Hydroxychloroquine is an established therapy for several rheumatological disorders, and very recently it has been proposed as a possible treatment for the new coronavirus disease 2019 even if recent randomised trials did not prove any benefit. Notably, hydroxychloroquine has been associated with a heterogeneous range of cutaneous and extra-cutaneous adverse events. We carried out a narrative review of the literature up to November 1st, 2020, related to the safety of hydroxychloroquine. In particular, cutaneous and extra-cutaneous adverse events associated with hydroxychloroquine were reviewed. The following databases were consulted: PubMed, Embase, Google Scholar and ResearchGate. The research of articles was conducted by using the following search terms: ‘‘hydroxychloroquine,” ‘‘adverse event/effect,’’ “cutaneous”, “skin”, “cardiotoxicity”, “retinopathy”, gastrointestinal and neurological toxicity”. The main indication for which hydroxychloroquine was used in the reports was an immune mediated disorder.
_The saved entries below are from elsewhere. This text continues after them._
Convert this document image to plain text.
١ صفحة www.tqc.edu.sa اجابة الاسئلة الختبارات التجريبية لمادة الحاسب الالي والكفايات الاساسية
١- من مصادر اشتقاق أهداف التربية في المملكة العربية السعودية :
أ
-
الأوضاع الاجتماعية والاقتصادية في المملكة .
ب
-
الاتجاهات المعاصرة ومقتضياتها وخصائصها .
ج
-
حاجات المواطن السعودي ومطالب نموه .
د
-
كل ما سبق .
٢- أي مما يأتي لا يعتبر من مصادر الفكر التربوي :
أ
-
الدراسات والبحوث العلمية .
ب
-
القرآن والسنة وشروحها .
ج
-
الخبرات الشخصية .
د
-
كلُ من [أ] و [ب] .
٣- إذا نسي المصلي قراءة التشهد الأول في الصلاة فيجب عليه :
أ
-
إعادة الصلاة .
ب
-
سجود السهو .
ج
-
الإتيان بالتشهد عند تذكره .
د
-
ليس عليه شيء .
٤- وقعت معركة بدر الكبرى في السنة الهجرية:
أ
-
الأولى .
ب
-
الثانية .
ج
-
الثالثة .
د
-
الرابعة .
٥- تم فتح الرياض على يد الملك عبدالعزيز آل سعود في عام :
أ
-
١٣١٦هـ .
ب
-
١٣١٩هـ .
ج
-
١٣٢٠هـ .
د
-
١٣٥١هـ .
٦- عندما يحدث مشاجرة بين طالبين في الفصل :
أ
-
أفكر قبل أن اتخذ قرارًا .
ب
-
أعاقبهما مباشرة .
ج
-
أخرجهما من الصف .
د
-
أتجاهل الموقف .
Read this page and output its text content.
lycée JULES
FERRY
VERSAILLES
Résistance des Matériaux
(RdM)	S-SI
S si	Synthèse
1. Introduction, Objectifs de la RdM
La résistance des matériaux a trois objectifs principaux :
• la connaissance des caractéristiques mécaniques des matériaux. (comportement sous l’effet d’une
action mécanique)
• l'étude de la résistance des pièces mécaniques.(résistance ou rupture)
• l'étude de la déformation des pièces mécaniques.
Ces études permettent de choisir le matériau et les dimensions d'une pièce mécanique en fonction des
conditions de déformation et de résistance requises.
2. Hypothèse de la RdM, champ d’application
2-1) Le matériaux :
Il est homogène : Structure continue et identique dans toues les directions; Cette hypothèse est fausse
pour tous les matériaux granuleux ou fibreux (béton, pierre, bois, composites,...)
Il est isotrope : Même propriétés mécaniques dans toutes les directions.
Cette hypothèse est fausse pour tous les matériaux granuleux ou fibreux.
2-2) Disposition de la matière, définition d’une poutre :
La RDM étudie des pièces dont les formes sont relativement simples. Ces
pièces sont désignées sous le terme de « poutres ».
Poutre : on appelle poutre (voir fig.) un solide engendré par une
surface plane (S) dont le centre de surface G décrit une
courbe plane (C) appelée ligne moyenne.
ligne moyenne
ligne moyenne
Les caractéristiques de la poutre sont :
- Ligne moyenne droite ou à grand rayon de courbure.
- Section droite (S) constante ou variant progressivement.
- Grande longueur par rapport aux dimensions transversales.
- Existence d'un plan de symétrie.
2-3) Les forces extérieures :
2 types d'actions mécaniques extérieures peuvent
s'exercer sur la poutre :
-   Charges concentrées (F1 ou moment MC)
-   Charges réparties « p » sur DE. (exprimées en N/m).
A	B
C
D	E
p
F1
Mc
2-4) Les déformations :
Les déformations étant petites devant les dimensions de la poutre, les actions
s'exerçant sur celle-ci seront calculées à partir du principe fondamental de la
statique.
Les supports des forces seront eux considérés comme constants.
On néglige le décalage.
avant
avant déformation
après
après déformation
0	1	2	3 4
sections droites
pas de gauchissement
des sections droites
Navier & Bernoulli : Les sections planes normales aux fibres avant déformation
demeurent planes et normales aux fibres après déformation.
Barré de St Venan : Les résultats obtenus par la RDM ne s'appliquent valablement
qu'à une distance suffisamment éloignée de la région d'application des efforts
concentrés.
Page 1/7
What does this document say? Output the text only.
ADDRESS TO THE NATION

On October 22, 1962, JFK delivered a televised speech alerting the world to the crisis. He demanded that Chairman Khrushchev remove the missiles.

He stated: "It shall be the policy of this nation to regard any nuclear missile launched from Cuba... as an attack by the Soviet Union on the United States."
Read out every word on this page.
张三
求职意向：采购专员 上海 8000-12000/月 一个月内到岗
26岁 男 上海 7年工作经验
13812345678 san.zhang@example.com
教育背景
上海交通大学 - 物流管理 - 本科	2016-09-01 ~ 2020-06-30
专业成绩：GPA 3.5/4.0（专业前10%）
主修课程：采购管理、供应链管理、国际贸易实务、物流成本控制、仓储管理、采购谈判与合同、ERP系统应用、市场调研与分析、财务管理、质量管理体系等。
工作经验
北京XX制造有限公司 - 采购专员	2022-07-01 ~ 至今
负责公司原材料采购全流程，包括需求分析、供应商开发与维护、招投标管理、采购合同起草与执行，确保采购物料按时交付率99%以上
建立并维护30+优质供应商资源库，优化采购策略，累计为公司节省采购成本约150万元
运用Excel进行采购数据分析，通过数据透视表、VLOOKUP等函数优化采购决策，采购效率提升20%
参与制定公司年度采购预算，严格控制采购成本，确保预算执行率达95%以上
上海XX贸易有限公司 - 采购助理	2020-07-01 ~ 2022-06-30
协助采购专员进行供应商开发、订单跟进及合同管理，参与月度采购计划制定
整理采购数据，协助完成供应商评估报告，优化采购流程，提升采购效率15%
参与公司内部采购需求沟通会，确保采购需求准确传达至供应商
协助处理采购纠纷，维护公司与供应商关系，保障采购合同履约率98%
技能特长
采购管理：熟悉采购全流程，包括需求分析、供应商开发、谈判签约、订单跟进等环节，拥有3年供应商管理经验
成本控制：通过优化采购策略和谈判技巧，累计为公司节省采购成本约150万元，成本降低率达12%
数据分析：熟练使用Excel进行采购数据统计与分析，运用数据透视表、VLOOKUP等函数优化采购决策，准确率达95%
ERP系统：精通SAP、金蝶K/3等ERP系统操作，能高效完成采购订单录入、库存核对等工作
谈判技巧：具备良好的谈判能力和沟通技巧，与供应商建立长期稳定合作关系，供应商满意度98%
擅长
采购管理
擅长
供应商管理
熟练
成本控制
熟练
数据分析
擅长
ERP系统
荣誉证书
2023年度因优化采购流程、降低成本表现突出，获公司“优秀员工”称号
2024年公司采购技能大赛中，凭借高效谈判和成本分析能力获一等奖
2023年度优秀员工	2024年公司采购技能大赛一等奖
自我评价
Adverse events were described mostly in females over 50 years of age. The most common cutaneous adverse effect was maculopapular and erythematous rash occurring within 4 weeks of initiating hydroxychloroquine and disappearing within few weeks of discontinuation. Gastrointestinal symptoms and headache were the most frequent extracutaneous manifestations. Rarer cutaneous manifestations include hyperpigmentation, psoriasiform dermatitis, photodermatitis, stomatitis, melanonychia and hair loss. More severe conditions were acute generalised exanthematous pustulosis, drug rash with eosinophilia and systemic symptoms, Stevens-Johnson syndrome/toxic epidermal necrolysis, and among extra-cutaneous adverse events cardiotoxicity and retinopathy. Since hydroxychloroquine is widely prescribed in rheumatology, it is important for rheumatologists to be familiar with its safety profile.